Ten minutes later he called back. A little confused. They had found something actually. Not quite an eye, Douglas had said. But something . . . Something they hadn’t been able to figure out.

Something weird.

He said, “The coroner found a contact lens. In her right eye . . .”

“Only the right eye?” Sherwood asked, his heart rate picking up.

“Just the one,” Arlen Douglas confirmed. “But that’s not even the point. According to the ex-husband and daughter, Sherry Ann Frazier didn’t even wear contacts. Or glasses. She didn’t need them. Her vision was fine. Pretty weird, huh?”

“Crazy f*cking weird,” Sherwood said.

Through the door, Sherwood saw his boss, Phil Perokis, come back into the office. He said good-bye, got up, grabbed his files, along with the incident report on the car fire yesterday and all that Charlie had told him.

He was about to head after Perokis when his desk phone rang. He grabbed it, answering sharply, “Detective Sherwood here.”

“Detective, it’s Roland Martinez,” the caller said. “From up in Jenner.”

Earlier in the day, Sherwood had called up there as well. Martinez was the detective who had happened to pick up his call. He had asked Martinez to ride up to Susan Pollack’s spread on Lost Hill and check on her whereabouts.

“Thanks for getting back to me, detective.” Sherwood sat back down. “So what’d you find?”

“What’d I find? You ready?” He sounded almost annoyed. “There was a gate up across the driveway. Newspapers scattered on the road. Two days’ mail. I went in anyway. No car in the garage. No sign of anyone around. Even the front door was bolted shut.”

Sherwood didn’t like the sound of it. “Thanks.”

“Something else though . . .” the detective went on. “I smelled something coming from the back. And I’m talking wretched. Thought it might have been a body. So I went around the side.”

Sherwood waited. “What did you find?”

“A bunch of f*cking chickens, detective. All with their throats cut. Blood everywhere. You know whose place it is, don’t you? I checked. The county has it registered to a Susan Pollack. You know who that is, don’t you? This doesn’t exactly sit well up here. Anything I should know?”

“If there is,” Sherwood said, “I promise I’ll let you know . . .”

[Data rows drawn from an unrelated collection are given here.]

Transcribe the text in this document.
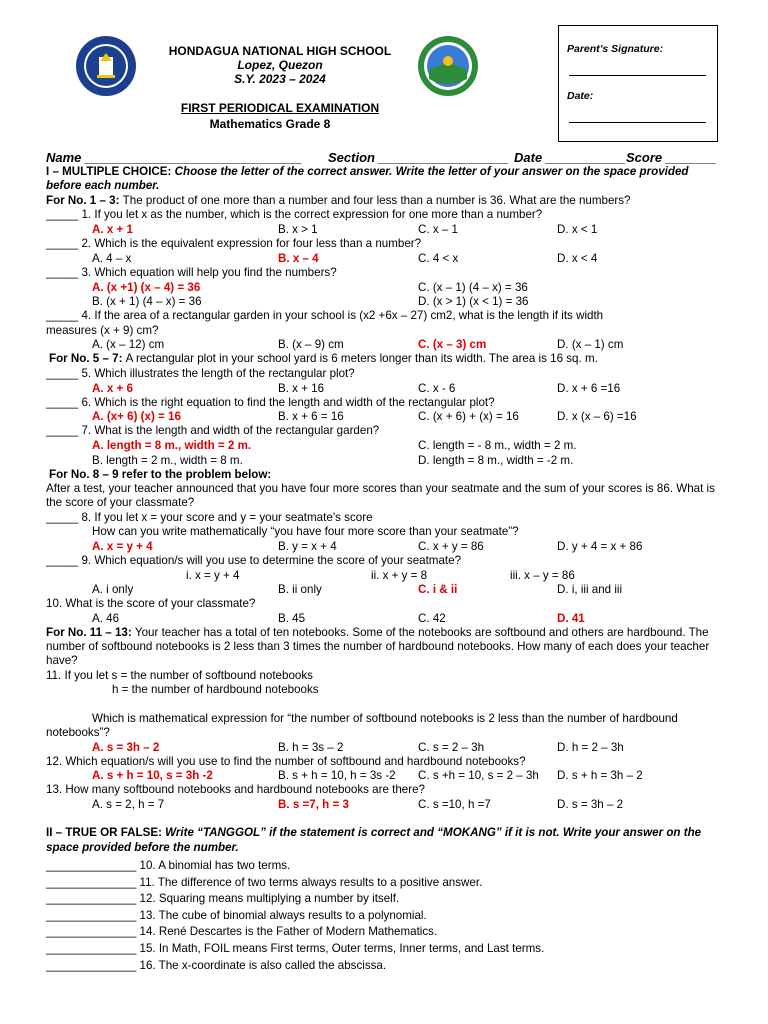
HONDAGUA NATIONAL HIGH SCHOOL
Lopez, Quezon
S.Y. 2023 – 2024
FIRST PERIODICAL EXAMINATION
Mathematics Grade 8
Parent’s Signature:
Date:
Name ______________________________ Section __________________ Date ___________ Score _______
I – MULTIPLE CHOICE: Choose the letter of the correct answer. Write the letter of your answer on the space provided
before each number.
For No. 1 – 3: The product of one more than a number and four less than a number is 36. What are the numbers?
_____ 1. If you let x as the number, which is the correct expression for one more than a number?
A. x + 1	B. x > 1	C. x – 1	D. x < 1
_____ 2. Which is the equivalent expression for four less than a number?
A. 4 – x	B. x – 4	C. 4 < x	D. x < 4
_____ 3. Which equation will help you find the numbers?
A. (x +1) (x – 4) = 36	C. (x – 1) (4 – x) = 36
B. (x + 1) (4 – x) = 36	D. (x > 1) (x < 1) = 36
_____ 4. If the area of a rectangular garden in your school is (x2 +6x – 27) cm2, what is the length if its width
measures (x + 9) cm?
A. (x – 12) cm	B. (x – 9) cm	C. (x – 3) cm	D. (x – 1) cm
For No. 5 – 7: A rectangular plot in your school yard is 6 meters longer than its width. The area is 16 sq. m.
_____ 5. Which illustrates the length of the rectangular plot?
A. x + 6	B. x + 16	C. x - 6	D. x + 6 =16
_____ 6. Which is the right equation to find the length and width of the rectangular plot?
A. (x+ 6) (x) = 16	B. x + 6 = 16	C. (x + 6) + (x) = 16	D. x (x – 6) =16
_____ 7. What is the length and width of the rectangular garden?
A. length = 8 m., width = 2 m.	C. length = - 8 m., width = 2 m.
B. length = 2 m., width = 8 m.	D. length = 8 m., width = -2 m.
For No. 8 – 9 refer to the problem below:
After a test, your teacher announced that you have four more scores than your seatmate and the sum of your scores is 86. What is
the score of your classmate?
_____ 8. If you let x = your score and y = your seatmate’s score
How can you write mathematically “you have four more score than your seatmate”?
A. x = y + 4	B. y = x + 4	C. x + y = 86	D. y + 4 = x + 86
_____ 9. Which equation/s will you use to determine the score of your seatmate?
i. x = y + 4	ii. x + y = 8	iii. x – y = 86
A. i only	B. ii only	C. i & ii	D. i, iii and iii
10. What is the score of your classmate?
A. 46	B. 45	C. 42	D. 41
For No. 11 – 13: Your teacher has a total of ten notebooks. Some of the notebooks are softbound and others are hardbound. The
number of softbound notebooks is 2 less than 3 times the number of hardbound notebooks. How many of each does your teacher
have?
11. If you let s = the number of softbound notebooks
h = the number of hardbound notebooks
Which is mathematical expression for “the number of softbound notebooks is 2 less than the number of hardbound
notebooks”?
A. s = 3h – 2	B. h = 3s – 2	C. s = 2 – 3h	D. h = 2 – 3h
12. Which equation/s will you use to find the number of softbound and hardbound notebooks?
A. s + h = 10, s = 3h -2	B. s + h = 10, h = 3s -2 C. s +h = 10, s = 2 – 3h D. s + h = 3h – 2
13. How many softbound notebooks and hardbound notebooks are there?
A. s = 2, h = 7	B. s =7, h = 3	C. s =10, h =7	D. s = 3h – 2
II – TRUE OR FALSE: Write “TANGGOL” if the statement is correct and “MOKANG” if it is not. Write your answer on the
space provided before the number.
______________ 10. A binomial has two terms.
______________ 11. The difference of two terms always results to a positive answer.
______________ 12. Squaring means multiplying a number by itself.
______________ 13. The cube of binomial always results to a polynomial.
______________ 14. René Descartes is the Father of Modern Mathematics.
______________ 15. In Math, FOIL means First terms, Outer terms, Inner terms, and Last terms.
______________ 16. The x-coordinate is also called the abscissa.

He hung up. He knew what it all meant. She had said those chickens were her only friends these days . . . He felt the hairs raise on his arms.

She wasn’t going back there.

Sherwood saw the lieutenant’s door open. He took his jacket and stood up again; then something stopped him and he put back down his files.

Whatever it was you got that second chance for, he heard a voice say, this is it.

He sat back down. He felt a pain throb in his abdomen. He said a thank-you to Edward J. Knightly. For all the good work he had done.

He lit up a cigarette he’d been saving in his drawer, then wheeled his seat around and sat there staring out at the hills.